Wanted to share this reflection on gratitude with you!
It is such a powerful concept….in this meditation….just think of it….
It struck me with the power of revelation…like a lightning flash of truth.

In my deepest wound, I saw your glory and it dazzled me!

Oh, I feel the truth of that! Wonderful point of meditation.
Oh the gift of love comes so powerfully in forgiveness…in caring for another….it gives us a chance to love so deeply.

Give me your failure, and I will make life out of it…..what a promise!

This is the redemptive power of the message of love of the gospels…..beautiful healing gift of divine love.
When I feel the depth of loneliness and pain of the world….I enter the wounds and I feel and share in Love’s healing touch.

When we feel our poverty….our smallness….or the broken aspects of our selves, and an awareness of our poor hearts, Love comes rushing in to fill the chalice with divine healing. Our humility invites God’s Greatness to love us. Here is something of the divinity of opposites that is truly beautiful in the relationship with our Beloved. The burden becomes a moment of anointing.

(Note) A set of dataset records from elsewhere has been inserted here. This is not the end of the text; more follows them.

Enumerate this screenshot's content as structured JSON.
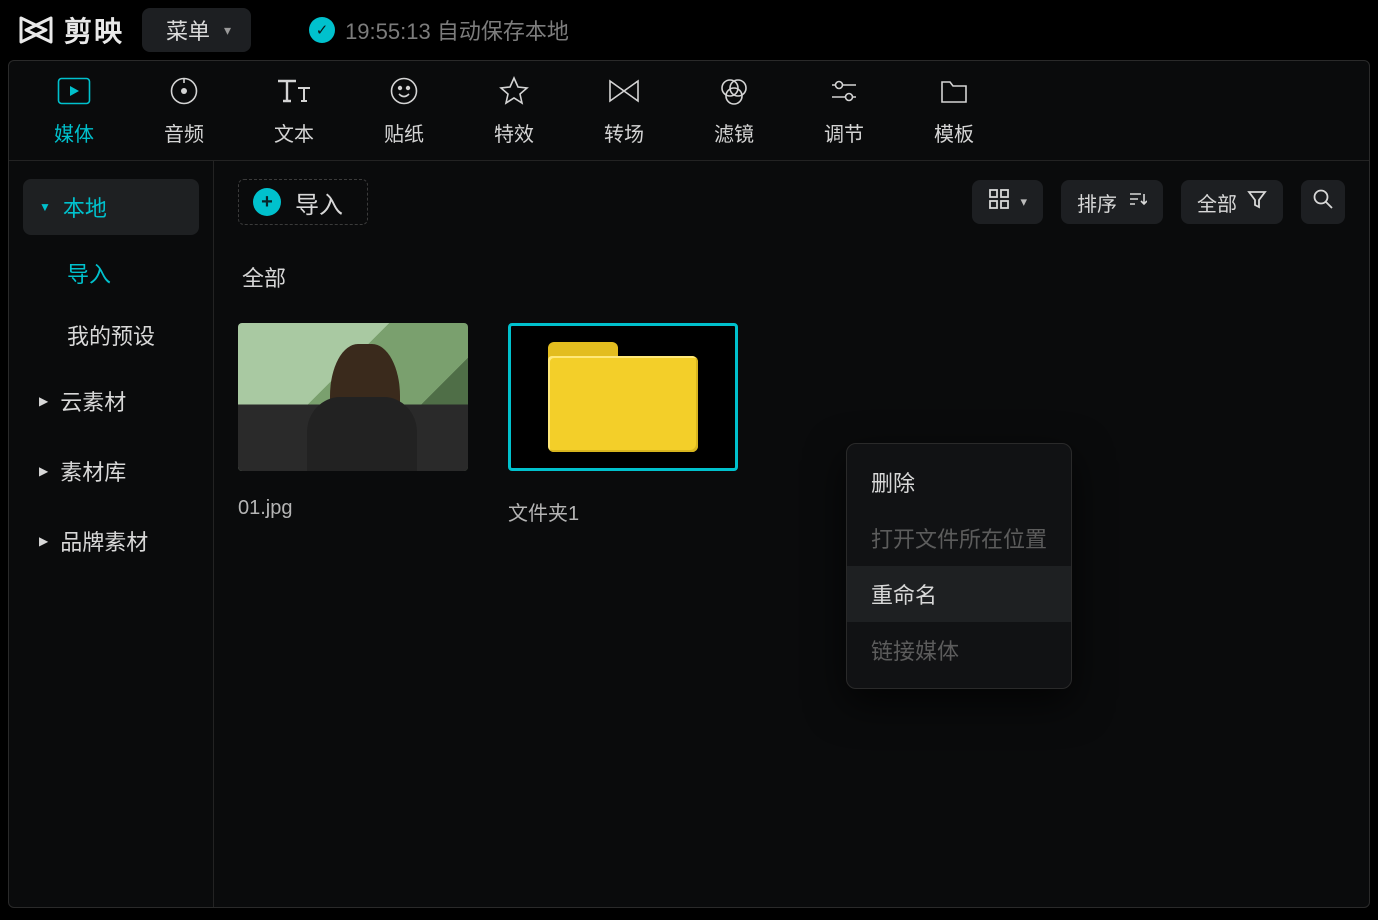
{
  "header": {
    "app_name": "剪映",
    "menu_label": "菜单",
    "save_time": "19:55:13",
    "save_text": "自动保存本地"
  },
  "tabs": {
    "media": "媒体",
    "audio": "音频",
    "text": "文本",
    "sticker": "贴纸",
    "effect": "特效",
    "transition": "转场",
    "filter": "滤镜",
    "adjust": "调节",
    "template": "模板"
  },
  "sidebar": {
    "local": "本地",
    "import": "导入",
    "my_presets": "我的预设",
    "cloud": "云素材",
    "library": "素材库",
    "brand": "品牌素材"
  },
  "main": {
    "import_label": "导入",
    "sort_label": "排序",
    "filter_label": "全部",
    "section_label": "全部",
    "items": [
      {
        "caption": "01.jpg"
      },
      {
        "caption": "文件夹1"
      }
    ]
  },
  "context_menu": {
    "delete": "删除",
    "open_location": "打开文件所在位置",
    "rename": "重命名",
    "link_media": "链接媒体"
  }
}
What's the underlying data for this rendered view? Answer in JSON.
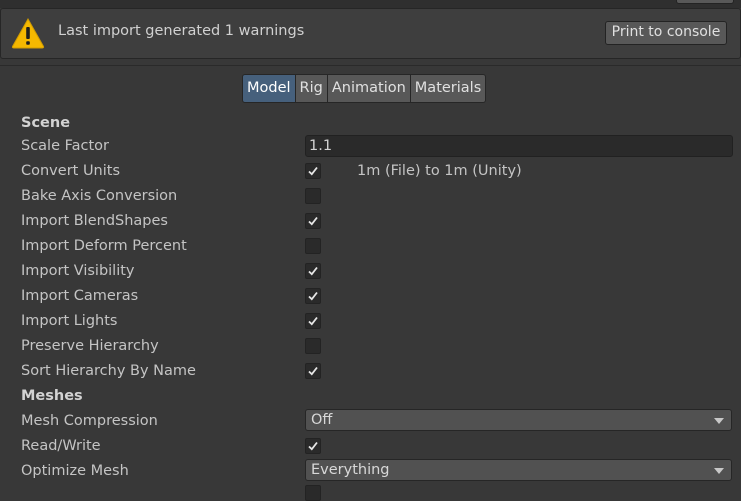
{
  "warning": {
    "message": "Last import generated 1 warnings",
    "print_label": "Print to console"
  },
  "tabs": [
    {
      "label": "Model",
      "active": true
    },
    {
      "label": "Rig",
      "active": false
    },
    {
      "label": "Animation",
      "active": false
    },
    {
      "label": "Materials",
      "active": false
    }
  ],
  "scene": {
    "header": "Scene",
    "scale_factor_label": "Scale Factor",
    "scale_factor_value": "1.1",
    "convert_units_label": "Convert Units",
    "convert_units_checked": true,
    "convert_units_info": "1m (File) to 1m (Unity)",
    "bake_axis_label": "Bake Axis Conversion",
    "bake_axis_checked": false,
    "blendshapes_label": "Import BlendShapes",
    "blendshapes_checked": true,
    "deform_percent_label": "Import Deform Percent",
    "deform_percent_checked": false,
    "visibility_label": "Import Visibility",
    "visibility_checked": true,
    "cameras_label": "Import Cameras",
    "cameras_checked": true,
    "lights_label": "Import Lights",
    "lights_checked": true,
    "preserve_hierarchy_label": "Preserve Hierarchy",
    "preserve_hierarchy_checked": false,
    "sort_hierarchy_label": "Sort Hierarchy By Name",
    "sort_hierarchy_checked": true
  },
  "meshes": {
    "header": "Meshes",
    "compression_label": "Mesh Compression",
    "compression_value": "Off",
    "read_write_label": "Read/Write",
    "read_write_checked": true,
    "optimize_label": "Optimize Mesh",
    "optimize_value": "Everything"
  },
  "colors": {
    "background": "#383838",
    "active_tab": "#46607c",
    "warning_yellow": "#f5b800"
  },
  "icons": {
    "warning": "warning-triangle-icon",
    "check": "checkmark-icon",
    "dropdown": "caret-down-icon"
  }
}
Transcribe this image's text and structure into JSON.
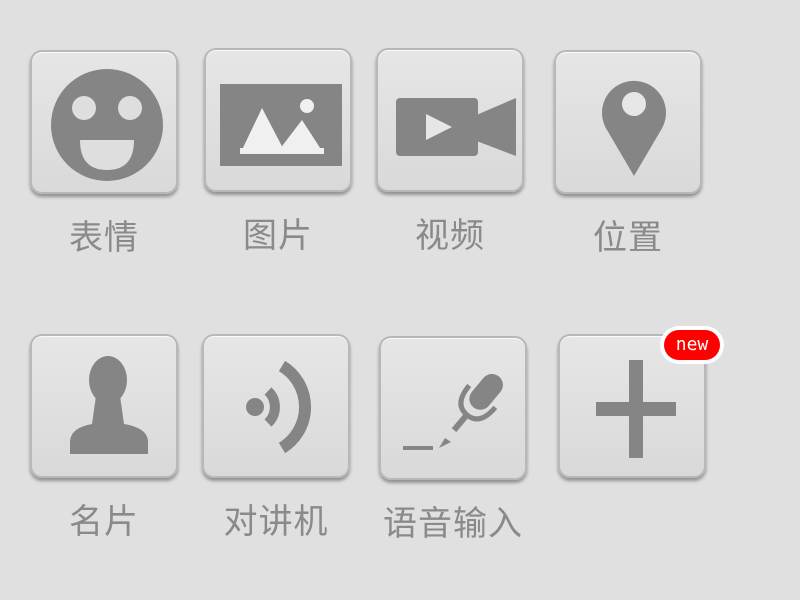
{
  "panel": {
    "items": [
      {
        "label": "表情",
        "icon": "smiley-icon"
      },
      {
        "label": "图片",
        "icon": "picture-icon"
      },
      {
        "label": "视频",
        "icon": "video-camera-icon"
      },
      {
        "label": "位置",
        "icon": "location-pin-icon"
      },
      {
        "label": "名片",
        "icon": "contact-card-icon"
      },
      {
        "label": "对讲机",
        "icon": "walkie-talkie-icon"
      },
      {
        "label": "语音输入",
        "icon": "voice-input-icon"
      },
      {
        "label": "",
        "icon": "plus-icon",
        "badge": "new"
      }
    ]
  },
  "colors": {
    "background": "#e0e0e0",
    "icon": "#858585",
    "label": "#8a8a8a",
    "badge": "#ff0000"
  }
}
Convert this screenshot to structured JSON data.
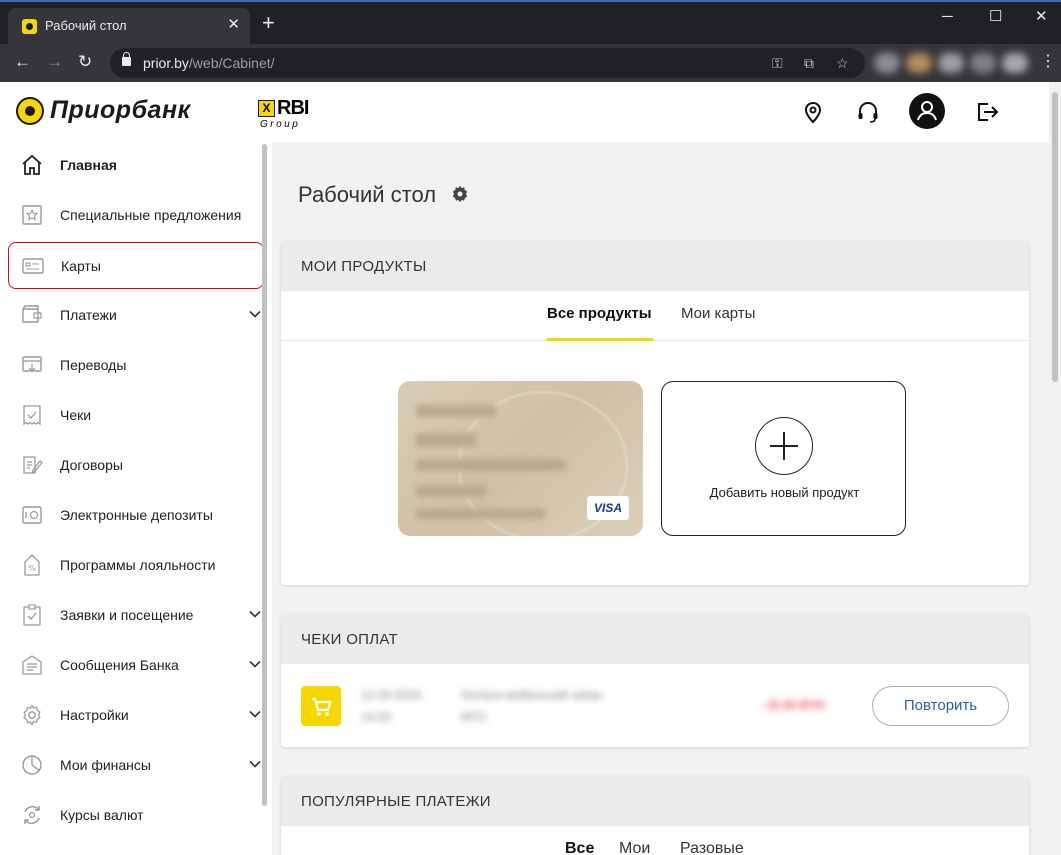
{
  "browser": {
    "tab_title": "Рабочий стол",
    "tab_close": "✕",
    "new_tab": "+",
    "win_min": "─",
    "win_max": "☐",
    "win_close": "✕",
    "back": "←",
    "forward": "→",
    "reload": "↻",
    "url_host": "prior.by",
    "url_path": "/web/Cabinet/",
    "key_icon": "⚿",
    "translate_icon": "⧉",
    "star_icon": "☆",
    "menu_icon": "⋮"
  },
  "brand": {
    "name": "Приорбанк",
    "rbi_mark": "X",
    "rbi": "RBI",
    "rbi_group": "Group",
    "accent": "#f5d800"
  },
  "sidebar": {
    "items": [
      {
        "label": "Главная",
        "icon": "home-icon"
      },
      {
        "label": "Специальные предложения",
        "icon": "star-icon"
      },
      {
        "label": "Карты",
        "icon": "card-icon"
      },
      {
        "label": "Платежи",
        "icon": "wallet-icon"
      },
      {
        "label": "Переводы",
        "icon": "transfer-icon"
      },
      {
        "label": "Чеки",
        "icon": "receipt-icon"
      },
      {
        "label": "Договоры",
        "icon": "contract-icon"
      },
      {
        "label": "Электронные депозиты",
        "icon": "deposit-icon"
      },
      {
        "label": "Программы лояльности",
        "icon": "loyalty-icon"
      },
      {
        "label": "Заявки и посещение",
        "icon": "clipboard-icon"
      },
      {
        "label": "Сообщения Банка",
        "icon": "message-icon"
      },
      {
        "label": "Настройки",
        "icon": "gear-icon"
      },
      {
        "label": "Мои финансы",
        "icon": "pie-chart-icon"
      },
      {
        "label": "Курсы валют",
        "icon": "exchange-icon"
      }
    ]
  },
  "main": {
    "title": "Рабочий стол",
    "products": {
      "heading": "МОИ ПРОДУКТЫ",
      "tab_all": "Все продукты",
      "tab_cards": "Мои карты",
      "card_brand": "VISA",
      "card_holder": "IVAN PETROV",
      "card_number": "4916 •••• •••• 2381",
      "card_expiry": "09/27",
      "card_balance": "1 254,30 BYN",
      "add_label": "Добавить новый продукт"
    },
    "receipts": {
      "heading": "ЧЕКИ ОПЛАТ",
      "date": "12.03.2024",
      "time": "14:32",
      "description": "Оплата мобильной связи",
      "description_2": "МТС",
      "amount": "- 15,00 BYN",
      "repeat_button": "Повторить"
    },
    "popular": {
      "heading": "ПОПУЛЯРНЫЕ ПЛАТЕЖИ",
      "tab_all": "Все",
      "tab_mine": "Мои",
      "tab_once": "Разовые"
    }
  }
}
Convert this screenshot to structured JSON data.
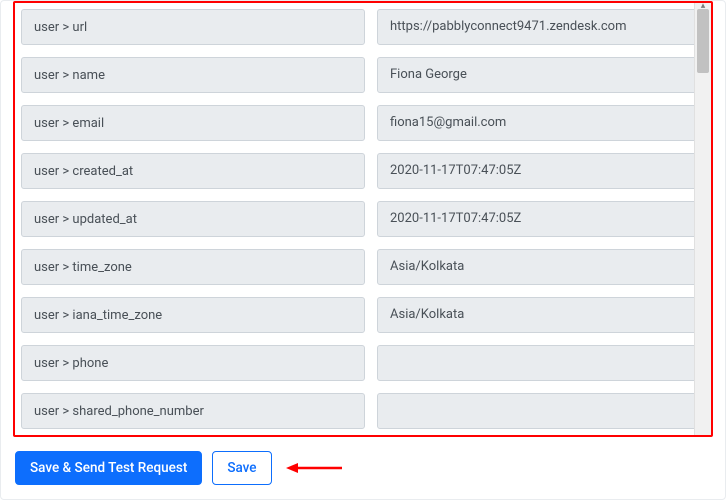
{
  "fields": [
    {
      "key": "user > url",
      "value": "https://pabblyconnect9471.zendesk.com"
    },
    {
      "key": "user > name",
      "value": "Fiona George"
    },
    {
      "key": "user > email",
      "value": "fiona15@gmail.com"
    },
    {
      "key": "user > created_at",
      "value": "2020-11-17T07:47:05Z"
    },
    {
      "key": "user > updated_at",
      "value": "2020-11-17T07:47:05Z"
    },
    {
      "key": "user > time_zone",
      "value": "Asia/Kolkata"
    },
    {
      "key": "user > iana_time_zone",
      "value": "Asia/Kolkata"
    },
    {
      "key": "user > phone",
      "value": ""
    },
    {
      "key": "user > shared_phone_number",
      "value": ""
    }
  ],
  "buttons": {
    "primary": "Save & Send Test Request",
    "secondary": "Save"
  }
}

Thrilling revelation of the power of love!

Love, Naomi

From: cac@cacradicalgrace.org
Daily Meditation: What can our wounds do for us? Nov 22, 2009

by Richard Rohr

Question of the Day:
What can our wounds do for us?

Give me your failure, God says, and I will make life out of it. Give me your broken, disfigured, rejected, betrayed lives, like the body you see hanging on the cross, and I will make life out of it. This is the divine pattern of promise and transformation which gives such hope to history. It is probably the central Gospel message.
We are all still handicapped and terribly aware of our wounds, but as St. Augustine (354 – 430) says in his Confessions, “In my deepest wound I saw your glory and it dazzled me.” Figure that one out! He seems to be saying that against all expectations our very failures can be our way through to God and to ourselves. That utterly levels the playing field. Even Julian of Norwich (1342-1416), at the risk of shocking us, says, “God sees our wounds, and sees them not as scars but as honors….For God holds sin as a sorrow and pain to us. He does not blame us for them” (Revelations of Divine Love, Chapter 39, Showing 13). Wow!
If the Gospel is true, we might actually eventually thank God for our very weaknesses and failures.